Competitive Advantage of Wiz
Wiz’s chief competitive advantage is integration and intelligence. Instead of forcing organizations to stitch together multiple siloed tools, Wiz provides one platform that spans the entire cloud stack. It ingests data via cloud APIs (no agents required) and correlates information across identities, infrastructure, configurations, network and code.
At its core is the Wiz Security Graph – a contextual map that links related risks (e.g. a vulnerable VM exposing a secret key in a storage bucket) and surfaces only the most critical “toxic combinations”. This unified model means security teams see a single prioritized list of cloud attack vectors rather than separate lists from separate tools. In practice, that reduces noise and helps organizations act faster.

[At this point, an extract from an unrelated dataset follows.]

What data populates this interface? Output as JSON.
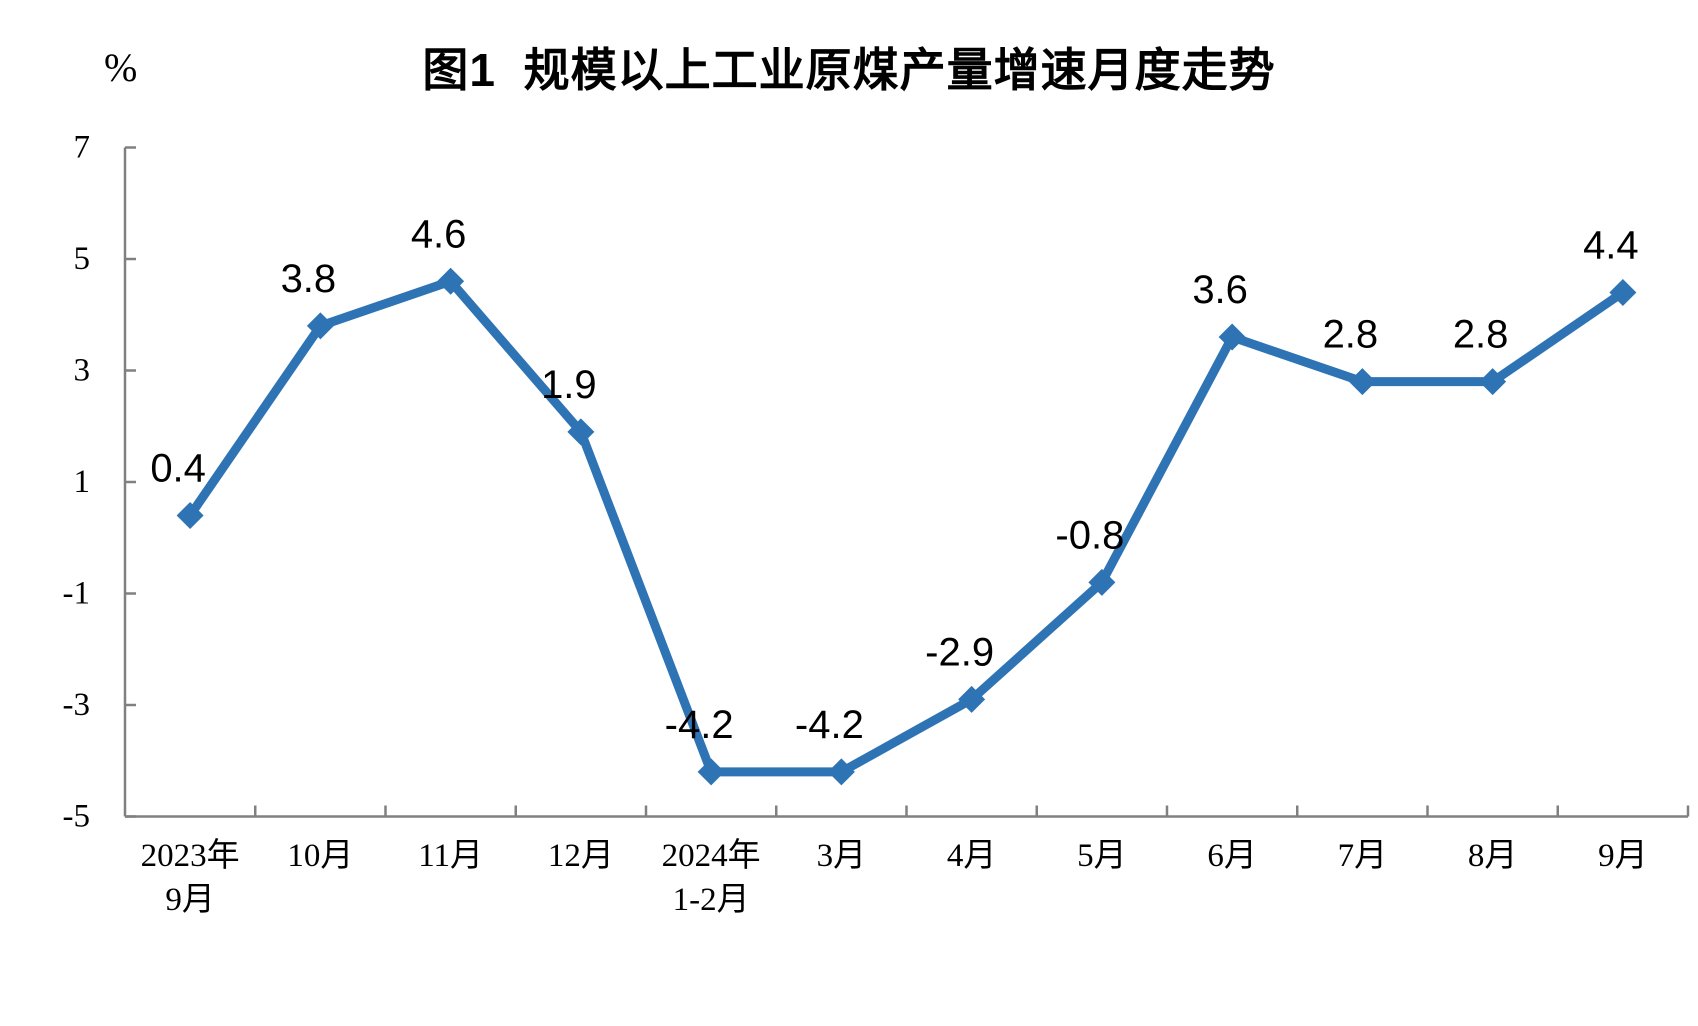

This approach has paid off in market traction. Wiz set growth records – becoming the fastest software startup ever to hit $100M ARR in 18 months – and quickly landed large customers (roughly 40% of Fortune 100 by early 2024). Industry observers note that Wiz’s platform is unprecedented in scope: a16z partner Sarah Wang told TechCrunch “there is nothing that competes directly with Wiz in the area of cloud security”. The company’s adoption of AI as a force multiplier further extends its lead; for example, Wiz pioneered AI-Security Posture Management (AI-SPM) in late 2023, the first major CNAPP to embed generative AI for risk analysis.

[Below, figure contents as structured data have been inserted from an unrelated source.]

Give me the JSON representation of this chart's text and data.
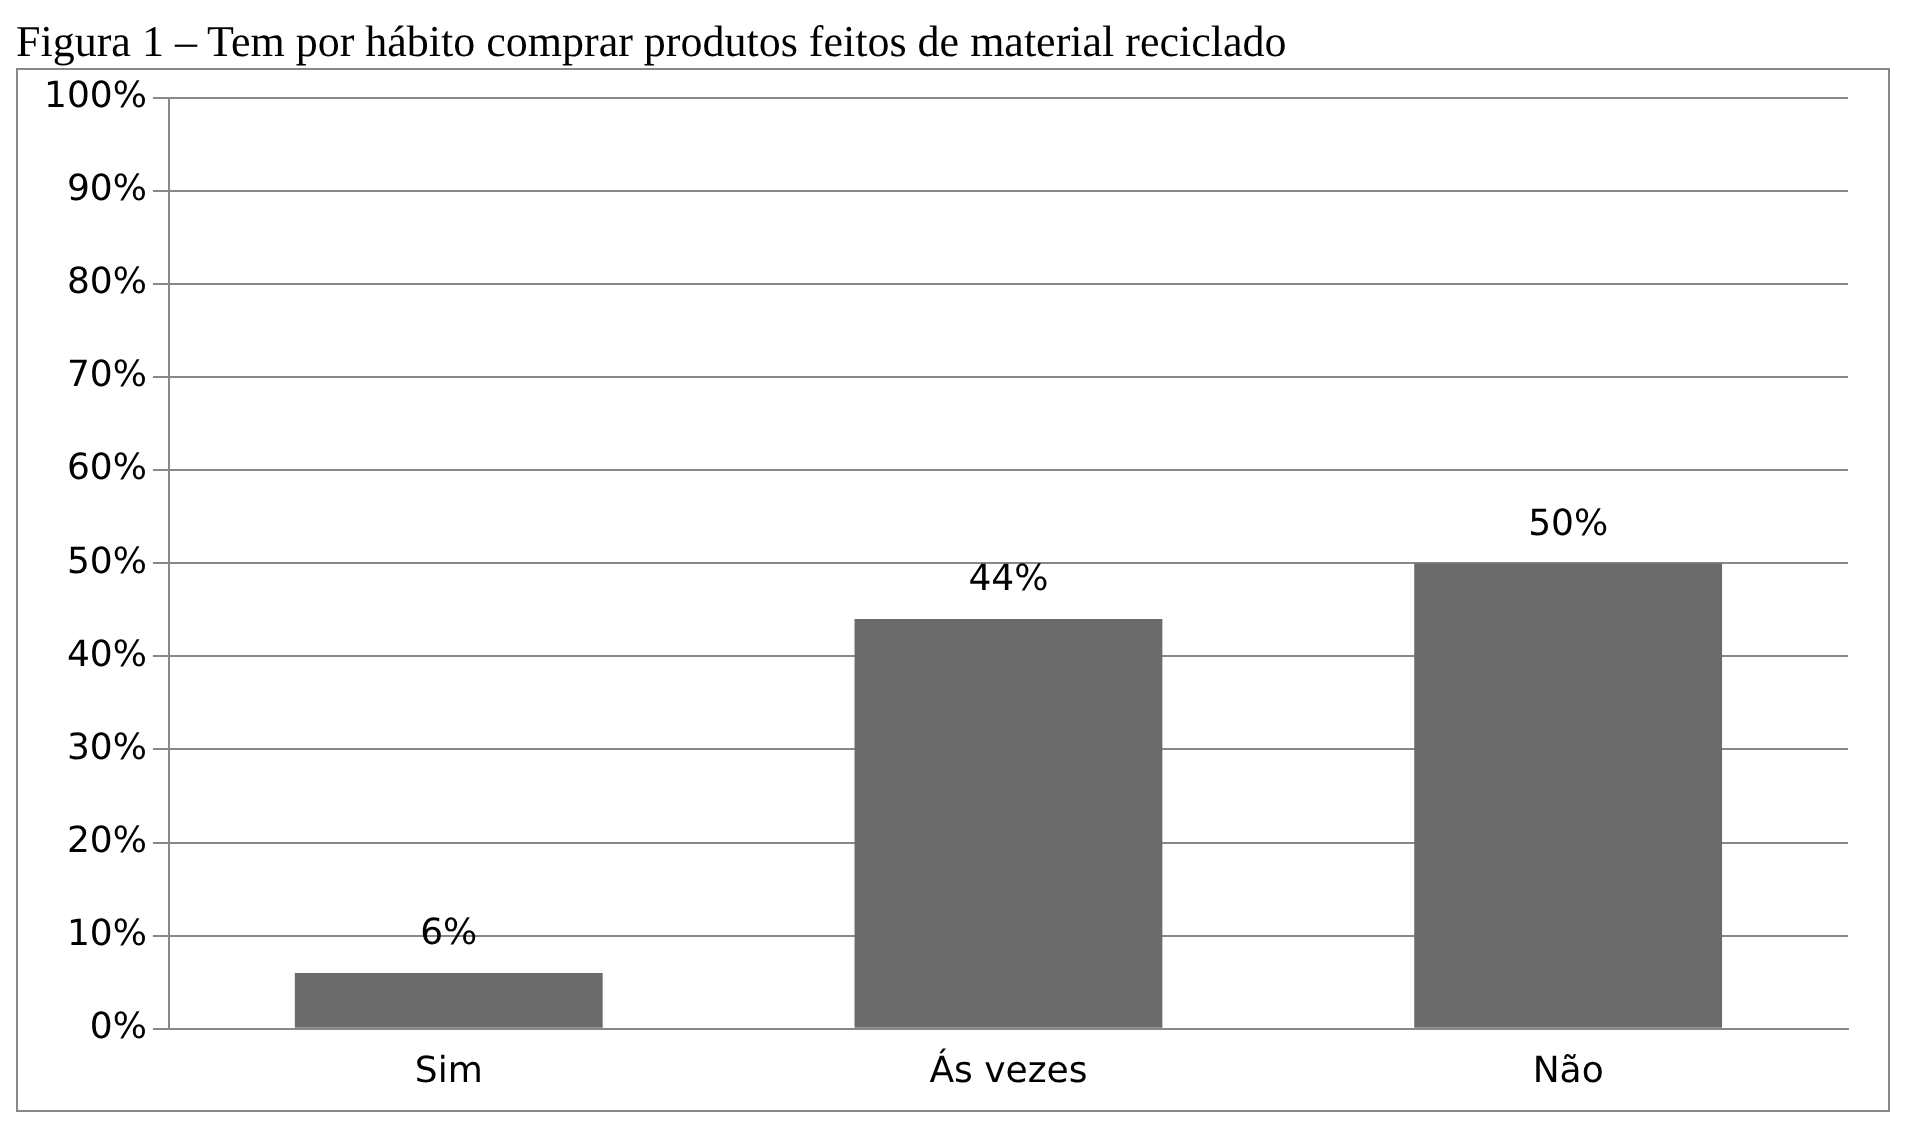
{
  "chart_data": {
    "type": "bar",
    "title": "Figura 1 – Tem por hábito comprar produtos feitos de material reciclado",
    "categories": [
      "Sim",
      "Ás vezes",
      "Não"
    ],
    "values": [
      6,
      44,
      50
    ],
    "color": "#6b6b6b",
    "value_labels": [
      "6%",
      "44%",
      "50%"
    ],
    "ylim": [
      0,
      100
    ],
    "yticks": [
      {
        "value": 0,
        "label": "0%"
      },
      {
        "value": 10,
        "label": "10%"
      },
      {
        "value": 20,
        "label": "20%"
      },
      {
        "value": 30,
        "label": "30%"
      },
      {
        "value": 40,
        "label": "40%"
      },
      {
        "value": 50,
        "label": "50%"
      },
      {
        "value": 60,
        "label": "60%"
      },
      {
        "value": 70,
        "label": "70%"
      },
      {
        "value": 80,
        "label": "80%"
      },
      {
        "value": 90,
        "label": "90%"
      },
      {
        "value": 100,
        "label": "100%"
      }
    ],
    "grid": "y",
    "legend": false
  }
}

In short, Wiz’s advantage comes from simplifying cloud security for enterprises. Its single-pane, agentless platform, graph analytics, and rapid innovation mean customers often find one Wiz deployment can replace several legacy products. At $12B valuation (in 2024) it was already the world’s highest-valued private cyber-security firm, a testament to how investors view its differentiation. The founders’ deep expertise and focus on high-end enterprise workloads also play a role: Wiz was built “with the world’s leading enterprises in mind” and its roadmap is driven by customer needs. All these factors – technology, team, and execution – form Wiz’s competitive moat.
Overall, Wiz’s strategy has been to partner where possible and buy when needed. It partners with cloud vendors (Google/Oracle, AWS, etc.) and resellers to extend reach, while bolting on specialized security capabilities via acquisition. Its focus on developer-friendly tools and integrations (e.g. making security data actionable in Jira/Zendesk) aims to capture the trend of shifting security left. In summary, Wiz combines a nimble startup mentality with the backing of deep-pocketed investors and partners, positioning itself as the go-to platform for securing modern cloud (and emerging AI) environments.